ChatGPT in the context of precision agriculture data analytics
- URL: http://arxiv.org/abs/2311.06390v1
- Date: Fri, 10 Nov 2023 20:44:30 GMT
- Title: ChatGPT in the context of precision agriculture data analytics
- Authors: Ilyas Potamitis
- Abstract summary: We argue that integrating ChatGPT into the data processing pipeline of automated sensors in precision agriculture has the potential to bring several benefits.
We show three ways of how ChatGPT can interact with the database of the remote server.

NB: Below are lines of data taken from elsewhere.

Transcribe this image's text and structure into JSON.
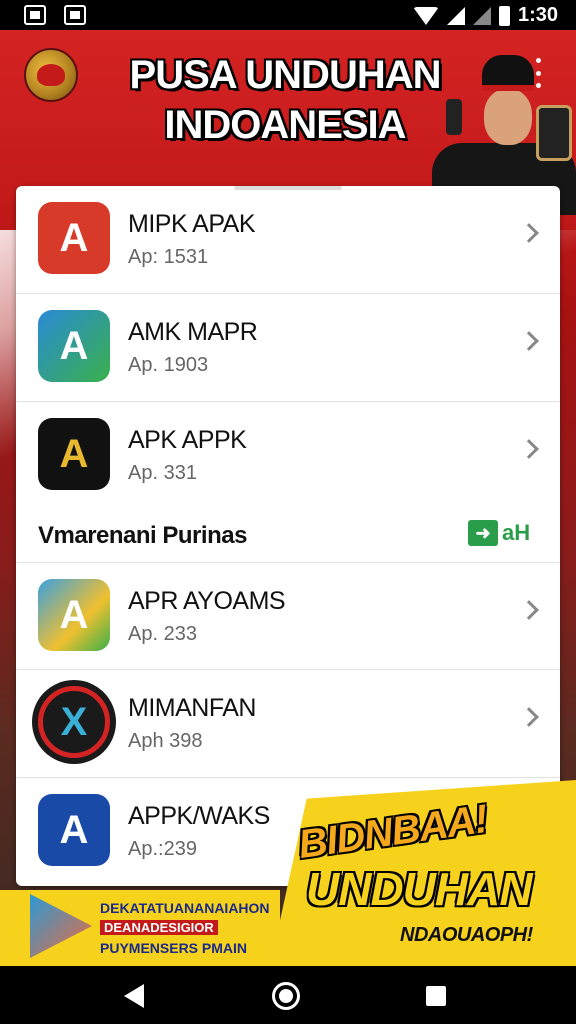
{
  "status_bar": {
    "time": "1:30"
  },
  "header": {
    "title_line1": "PUSA UNDUHAN",
    "title_line2": "INDOANESIA"
  },
  "apps_top": [
    {
      "name": "MIPK APAK",
      "version": "Ap: 1531",
      "icon_letter": "A",
      "icon_color": "#d83a2a",
      "icon": "app-a-red-icon"
    },
    {
      "name": "AMK MAPR",
      "version": "Ap. 1903",
      "icon_letter": "A",
      "icon_color": "#2a8ad6",
      "icon": "app-a-blue-green-icon"
    },
    {
      "name": "APK APPK",
      "version": "Ap. 331",
      "icon_letter": "A",
      "icon_color": "#111111",
      "icon": "app-a-black-gold-icon"
    }
  ],
  "section": {
    "title": "Vmarenani Purinas",
    "badge_text": "aH"
  },
  "apps_bottom": [
    {
      "name": "APR AYOAMS",
      "version": "Ap. 233",
      "icon_letter": "A",
      "icon_color": "#3aa0e0",
      "icon": "app-a-colorful-icon"
    },
    {
      "name": "MIMANFAN",
      "version": "Aph 398",
      "icon_letter": "X",
      "icon_color": "#1a1a1a",
      "icon": "app-x-red-circle-icon"
    },
    {
      "name": "APPK/WAKS",
      "version": "Ap.:239",
      "icon_letter": "A",
      "icon_color": "#1a4aa8",
      "icon": "app-a-blue-icon"
    }
  ],
  "promo": {
    "line1": "BIDNBAA!",
    "line2": "UNDUHAN",
    "line3": "NDAOUAOPH!"
  },
  "ad": {
    "line1": "DEKATATUANANAIAHON",
    "line2": "DEANADESIGIOR",
    "line3": "PUYMENSERS PMAIN"
  },
  "colors": {
    "header_red": "#d42323",
    "promo_yellow": "#f6d21c",
    "badge_green": "#2a9d4a"
  }
}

We examine the potential and the validity of the response of ChatGPT in analyzing, and interpreting agricultural data.
- Score: 0.19036571490366497
- License: http://creativecommons.org/licenses/by/4.0/
- Abstract: In this study we argue that integrating ChatGPT into the data processing
pipeline of automated sensors in precision agriculture has the potential to
bring several benefits and enhance various aspects of modern farming practices.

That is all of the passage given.